Forty years ago this week, Congress passed landmark legislation that forced water quality standards on industry and changed the way Americans treat their rivers and wetlands.
The Oct. 18, 1972, passage of the bipartisan Federal Water Pollution Control Act Amendments of 1972 became the cornerstone of what would become the Clean Water Act (CWA).
“This bold legislation put forward by visionaries in Congress returned control of our nation’s waterways to the citizens of the United States as part of the public trust,” stated Robert F. Kennedy Jr., president of the Waterkeeper Alliance, in a statement marking the 2011 anniversary of the law.
The law implemented the National Pollutant Discharge Elimination System (NPDES), which required industry to seek permits to discharge waste, no longer allowing unmonitored dumping.

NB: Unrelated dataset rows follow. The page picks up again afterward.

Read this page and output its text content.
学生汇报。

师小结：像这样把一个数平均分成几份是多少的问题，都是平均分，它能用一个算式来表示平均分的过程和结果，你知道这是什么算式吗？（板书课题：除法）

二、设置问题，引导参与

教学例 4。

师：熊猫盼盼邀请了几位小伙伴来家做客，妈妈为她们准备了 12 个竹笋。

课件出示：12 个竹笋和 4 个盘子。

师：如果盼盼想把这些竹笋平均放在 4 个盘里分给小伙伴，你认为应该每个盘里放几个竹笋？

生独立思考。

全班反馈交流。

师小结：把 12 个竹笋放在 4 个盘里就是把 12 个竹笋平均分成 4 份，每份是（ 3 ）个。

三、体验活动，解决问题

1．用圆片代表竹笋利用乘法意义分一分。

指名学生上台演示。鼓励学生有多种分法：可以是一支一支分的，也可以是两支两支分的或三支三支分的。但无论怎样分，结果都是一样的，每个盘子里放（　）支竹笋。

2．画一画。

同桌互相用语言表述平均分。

Water pollution had become so prevalent in cities across America in the mid-20th century that Ohio’s Cuyahoga River caught fire in 1969, which historically was one of its milder blazes, according to the Cleveland State University Department of History.
Called one of the most polluted rivers in the United States in the 1960s, the Cuyahoga had burned repeatedly since the 1930s. By the late ‘60s, industry along the river was beginning to diminish, so fires were not as severe as they had been.
A picture of a boat engulfed in flames from a worse 1952 fire made the cover of Time magazine in 1969 in a report on the smaller fire. Oily industrial runoff fed the flames, and dismay over the idea of a burning river fed public calls for protecting waterways.